L’ancien receveur reprochait à la Corporation Nationale de Transport (CNT) de l’avoir injustement licencié et réclamait des dommages de Rs 328 852. La CNT avait plaidé non coupable.
Les faits remontent au 18 février 2010. Le receveur effectuait le trajet Curepipe/Camp-Levieux. Vers 7 h 45, un Traffic Officer devait monter à bord de l’autobus à l’arrêt Jamalac pour un contrôle de routine. Dans sa déposition en cour il a soutenu qu’après avoir vérifié les entrées dans l’Electronic Ticketing Machine (ETM) et généré un rapport, la somme recueillie par rapport au nombre de passagers enregistré concordait. Mais durant la journée, lorsque le receveur a remis au cassier la somme recueillie, il manquait Rs 1 407.

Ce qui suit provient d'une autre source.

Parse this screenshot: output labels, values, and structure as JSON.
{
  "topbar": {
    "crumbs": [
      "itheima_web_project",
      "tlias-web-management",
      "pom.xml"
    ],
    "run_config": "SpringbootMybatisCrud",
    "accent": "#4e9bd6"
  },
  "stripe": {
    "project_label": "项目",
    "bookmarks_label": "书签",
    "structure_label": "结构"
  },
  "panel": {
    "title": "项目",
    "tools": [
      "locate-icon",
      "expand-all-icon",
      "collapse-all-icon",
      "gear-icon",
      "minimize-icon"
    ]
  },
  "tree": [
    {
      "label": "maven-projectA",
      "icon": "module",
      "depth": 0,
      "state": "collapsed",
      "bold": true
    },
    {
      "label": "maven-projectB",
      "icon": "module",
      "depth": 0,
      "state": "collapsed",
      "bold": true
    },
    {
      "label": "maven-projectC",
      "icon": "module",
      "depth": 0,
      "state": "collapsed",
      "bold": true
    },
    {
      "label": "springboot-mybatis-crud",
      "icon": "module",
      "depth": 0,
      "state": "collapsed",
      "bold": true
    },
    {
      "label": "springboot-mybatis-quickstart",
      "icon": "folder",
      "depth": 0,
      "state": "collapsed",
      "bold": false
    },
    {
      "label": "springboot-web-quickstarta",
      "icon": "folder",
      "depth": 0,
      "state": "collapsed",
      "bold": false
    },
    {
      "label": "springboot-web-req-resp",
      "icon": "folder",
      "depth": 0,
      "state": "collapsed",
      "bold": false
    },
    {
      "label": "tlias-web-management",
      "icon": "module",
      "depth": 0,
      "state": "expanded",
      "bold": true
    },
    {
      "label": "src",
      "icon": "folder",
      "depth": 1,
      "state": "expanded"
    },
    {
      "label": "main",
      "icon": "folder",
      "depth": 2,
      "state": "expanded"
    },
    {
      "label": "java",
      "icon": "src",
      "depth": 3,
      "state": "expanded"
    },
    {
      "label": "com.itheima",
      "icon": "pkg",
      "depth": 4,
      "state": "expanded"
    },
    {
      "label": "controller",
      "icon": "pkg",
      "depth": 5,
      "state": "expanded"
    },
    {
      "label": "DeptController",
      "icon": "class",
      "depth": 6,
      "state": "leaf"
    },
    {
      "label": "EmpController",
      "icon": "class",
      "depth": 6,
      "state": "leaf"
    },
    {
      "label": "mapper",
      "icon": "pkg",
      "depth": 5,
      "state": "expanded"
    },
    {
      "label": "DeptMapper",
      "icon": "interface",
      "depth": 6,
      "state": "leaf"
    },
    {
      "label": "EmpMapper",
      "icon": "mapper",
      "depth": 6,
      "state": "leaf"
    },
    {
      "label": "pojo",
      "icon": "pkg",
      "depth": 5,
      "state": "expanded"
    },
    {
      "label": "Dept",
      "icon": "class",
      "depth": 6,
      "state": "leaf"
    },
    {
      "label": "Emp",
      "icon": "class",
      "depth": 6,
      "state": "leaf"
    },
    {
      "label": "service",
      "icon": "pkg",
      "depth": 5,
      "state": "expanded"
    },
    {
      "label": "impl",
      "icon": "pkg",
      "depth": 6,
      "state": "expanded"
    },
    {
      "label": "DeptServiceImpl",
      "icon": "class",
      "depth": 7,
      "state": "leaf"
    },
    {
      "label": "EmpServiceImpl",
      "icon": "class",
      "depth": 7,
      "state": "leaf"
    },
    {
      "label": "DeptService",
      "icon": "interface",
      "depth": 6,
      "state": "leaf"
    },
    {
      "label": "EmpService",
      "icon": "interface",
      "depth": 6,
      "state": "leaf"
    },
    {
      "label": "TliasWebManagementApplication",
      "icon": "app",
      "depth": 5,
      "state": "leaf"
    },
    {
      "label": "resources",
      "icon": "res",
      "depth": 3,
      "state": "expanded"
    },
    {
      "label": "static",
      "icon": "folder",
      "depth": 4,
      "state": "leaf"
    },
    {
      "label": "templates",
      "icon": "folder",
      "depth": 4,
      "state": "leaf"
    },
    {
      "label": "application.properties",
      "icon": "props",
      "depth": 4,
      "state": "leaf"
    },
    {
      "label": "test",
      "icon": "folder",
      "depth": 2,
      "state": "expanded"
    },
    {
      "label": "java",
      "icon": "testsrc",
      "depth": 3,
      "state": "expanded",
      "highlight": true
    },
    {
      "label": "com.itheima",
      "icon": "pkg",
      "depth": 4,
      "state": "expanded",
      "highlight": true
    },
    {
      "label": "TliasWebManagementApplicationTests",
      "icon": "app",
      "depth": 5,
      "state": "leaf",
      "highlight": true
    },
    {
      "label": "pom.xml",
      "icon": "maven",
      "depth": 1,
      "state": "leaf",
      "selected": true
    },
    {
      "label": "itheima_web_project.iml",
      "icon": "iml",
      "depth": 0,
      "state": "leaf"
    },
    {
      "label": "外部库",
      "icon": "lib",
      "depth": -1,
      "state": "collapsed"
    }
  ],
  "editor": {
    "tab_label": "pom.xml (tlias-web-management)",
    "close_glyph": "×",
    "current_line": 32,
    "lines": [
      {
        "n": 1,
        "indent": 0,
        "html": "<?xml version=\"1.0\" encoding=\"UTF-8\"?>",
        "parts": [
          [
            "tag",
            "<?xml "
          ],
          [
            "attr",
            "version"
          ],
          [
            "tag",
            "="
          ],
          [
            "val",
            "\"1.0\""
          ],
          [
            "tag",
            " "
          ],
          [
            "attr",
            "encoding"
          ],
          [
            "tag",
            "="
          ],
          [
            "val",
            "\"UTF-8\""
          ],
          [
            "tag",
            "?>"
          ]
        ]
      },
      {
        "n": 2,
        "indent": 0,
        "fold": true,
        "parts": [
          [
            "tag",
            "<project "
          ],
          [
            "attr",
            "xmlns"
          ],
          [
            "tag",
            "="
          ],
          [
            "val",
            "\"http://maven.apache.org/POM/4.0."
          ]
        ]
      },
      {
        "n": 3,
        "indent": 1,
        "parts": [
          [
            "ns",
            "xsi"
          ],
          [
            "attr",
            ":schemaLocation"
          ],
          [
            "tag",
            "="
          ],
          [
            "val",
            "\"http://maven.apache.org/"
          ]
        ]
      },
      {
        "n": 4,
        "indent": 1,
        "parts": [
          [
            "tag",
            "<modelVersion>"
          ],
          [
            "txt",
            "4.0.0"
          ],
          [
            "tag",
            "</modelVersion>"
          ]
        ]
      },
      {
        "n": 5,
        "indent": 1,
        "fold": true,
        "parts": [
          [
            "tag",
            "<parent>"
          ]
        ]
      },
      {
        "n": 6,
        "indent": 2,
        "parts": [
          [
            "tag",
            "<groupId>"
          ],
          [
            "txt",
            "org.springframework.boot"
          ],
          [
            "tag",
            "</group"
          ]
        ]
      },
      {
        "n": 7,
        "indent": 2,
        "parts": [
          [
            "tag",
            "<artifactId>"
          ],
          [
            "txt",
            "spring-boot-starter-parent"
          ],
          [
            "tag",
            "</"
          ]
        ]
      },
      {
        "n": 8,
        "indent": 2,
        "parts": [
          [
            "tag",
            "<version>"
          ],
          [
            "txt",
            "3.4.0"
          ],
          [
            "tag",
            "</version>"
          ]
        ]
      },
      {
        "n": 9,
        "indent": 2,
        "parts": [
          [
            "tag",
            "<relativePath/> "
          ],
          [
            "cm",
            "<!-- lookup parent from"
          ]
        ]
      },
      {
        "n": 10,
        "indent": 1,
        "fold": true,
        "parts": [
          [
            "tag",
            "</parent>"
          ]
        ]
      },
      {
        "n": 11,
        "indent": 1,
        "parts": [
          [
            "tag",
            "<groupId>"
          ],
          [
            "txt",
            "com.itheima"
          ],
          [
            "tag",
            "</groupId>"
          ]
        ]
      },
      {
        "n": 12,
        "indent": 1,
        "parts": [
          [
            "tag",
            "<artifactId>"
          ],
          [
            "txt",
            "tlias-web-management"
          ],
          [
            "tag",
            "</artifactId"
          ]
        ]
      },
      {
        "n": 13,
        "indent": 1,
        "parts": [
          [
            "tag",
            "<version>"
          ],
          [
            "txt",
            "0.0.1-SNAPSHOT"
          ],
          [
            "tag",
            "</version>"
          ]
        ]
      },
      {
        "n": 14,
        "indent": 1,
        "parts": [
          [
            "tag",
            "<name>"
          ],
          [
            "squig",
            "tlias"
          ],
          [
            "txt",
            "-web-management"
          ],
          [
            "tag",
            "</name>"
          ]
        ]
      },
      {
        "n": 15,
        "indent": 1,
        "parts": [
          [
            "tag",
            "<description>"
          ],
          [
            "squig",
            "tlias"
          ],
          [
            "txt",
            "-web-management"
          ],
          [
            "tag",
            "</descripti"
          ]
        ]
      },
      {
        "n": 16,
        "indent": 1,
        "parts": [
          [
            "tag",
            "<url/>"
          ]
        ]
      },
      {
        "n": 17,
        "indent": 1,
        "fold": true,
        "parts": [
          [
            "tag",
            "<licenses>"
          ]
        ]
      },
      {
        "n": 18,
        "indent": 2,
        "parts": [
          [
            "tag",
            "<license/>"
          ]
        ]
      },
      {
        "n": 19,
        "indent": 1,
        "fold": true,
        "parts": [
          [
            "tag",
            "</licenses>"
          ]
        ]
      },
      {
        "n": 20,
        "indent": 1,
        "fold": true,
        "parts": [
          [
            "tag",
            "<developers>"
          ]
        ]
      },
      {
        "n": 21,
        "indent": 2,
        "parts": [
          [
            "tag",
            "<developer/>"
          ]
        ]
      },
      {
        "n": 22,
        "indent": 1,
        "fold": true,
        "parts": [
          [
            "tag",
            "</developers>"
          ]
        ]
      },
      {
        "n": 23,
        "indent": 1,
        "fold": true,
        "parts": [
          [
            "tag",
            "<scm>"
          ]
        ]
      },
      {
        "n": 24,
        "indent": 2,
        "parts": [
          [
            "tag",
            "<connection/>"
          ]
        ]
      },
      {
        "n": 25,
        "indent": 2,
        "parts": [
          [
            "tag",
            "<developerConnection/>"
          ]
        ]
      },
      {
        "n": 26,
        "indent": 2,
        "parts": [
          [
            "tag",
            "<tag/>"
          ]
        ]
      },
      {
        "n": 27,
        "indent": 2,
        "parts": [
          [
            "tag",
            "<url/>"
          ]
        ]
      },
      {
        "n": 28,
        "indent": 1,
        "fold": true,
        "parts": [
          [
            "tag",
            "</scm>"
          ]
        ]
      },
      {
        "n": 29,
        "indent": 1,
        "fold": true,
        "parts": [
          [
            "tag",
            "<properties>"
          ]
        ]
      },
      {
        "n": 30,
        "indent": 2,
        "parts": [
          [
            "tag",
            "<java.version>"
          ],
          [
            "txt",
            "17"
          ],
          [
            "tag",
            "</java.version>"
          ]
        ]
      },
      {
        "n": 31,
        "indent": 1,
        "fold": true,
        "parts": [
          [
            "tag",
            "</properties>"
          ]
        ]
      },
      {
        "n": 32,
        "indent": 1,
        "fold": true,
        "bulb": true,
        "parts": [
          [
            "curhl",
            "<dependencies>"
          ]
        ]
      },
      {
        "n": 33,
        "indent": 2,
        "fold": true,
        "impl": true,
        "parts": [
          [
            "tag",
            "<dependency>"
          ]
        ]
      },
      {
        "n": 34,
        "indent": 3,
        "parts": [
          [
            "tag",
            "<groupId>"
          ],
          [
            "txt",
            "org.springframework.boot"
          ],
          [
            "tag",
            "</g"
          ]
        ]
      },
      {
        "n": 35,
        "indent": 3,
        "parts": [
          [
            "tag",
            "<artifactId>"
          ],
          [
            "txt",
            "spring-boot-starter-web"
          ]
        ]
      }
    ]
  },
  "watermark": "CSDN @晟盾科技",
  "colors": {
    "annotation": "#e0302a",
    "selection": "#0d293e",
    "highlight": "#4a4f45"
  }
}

Niant les faits, le receveur a soutenu que l’ETM était défectueuse. Pour sa part, le Traffic Officer a nié avoir manipulé les données sur la machine. Une enquête interne sur le receveur a révélé que dans le passé il lui a été reproché d’avoir tenté de manipuler l’ETM pour voler de l’argent et il avait reçu plusieurs avertissements. Un IT Administrator qui a également déposé en Cour a expliqué que cette machine était facilement manipulée et qu’il suffisait de retirer la batterie pour changer les données. La Cour a ainsi conclu que le licenciement du receveur était justifié car il y avait eu « an act of gross misconduct or « faute grave » » et que la corporation n’avait d’autre choix que de le licencier. « For a misconduct to justify a dismissal the deed or neglect of the employee must have been such that the bond of trust would have been seriously affected. The plaintiff having continuously and extensively embezzled money from the NTC, this amounts to gross misconduct on his part. Any reasonable employer cannot be expected to keep in its employment an utterly dishonest employee. The defendant could not thus, in good faith, take any other course than to dismiss the plaintiff pursuant to s 38 (2) (a) of the Employment Rights Act ».
La Cour a cependant ordonné à la CNT de payer à son ex-employé la somme de Rs 17 751 pour la période où il était suspendu en attendant le comité disciplinaire.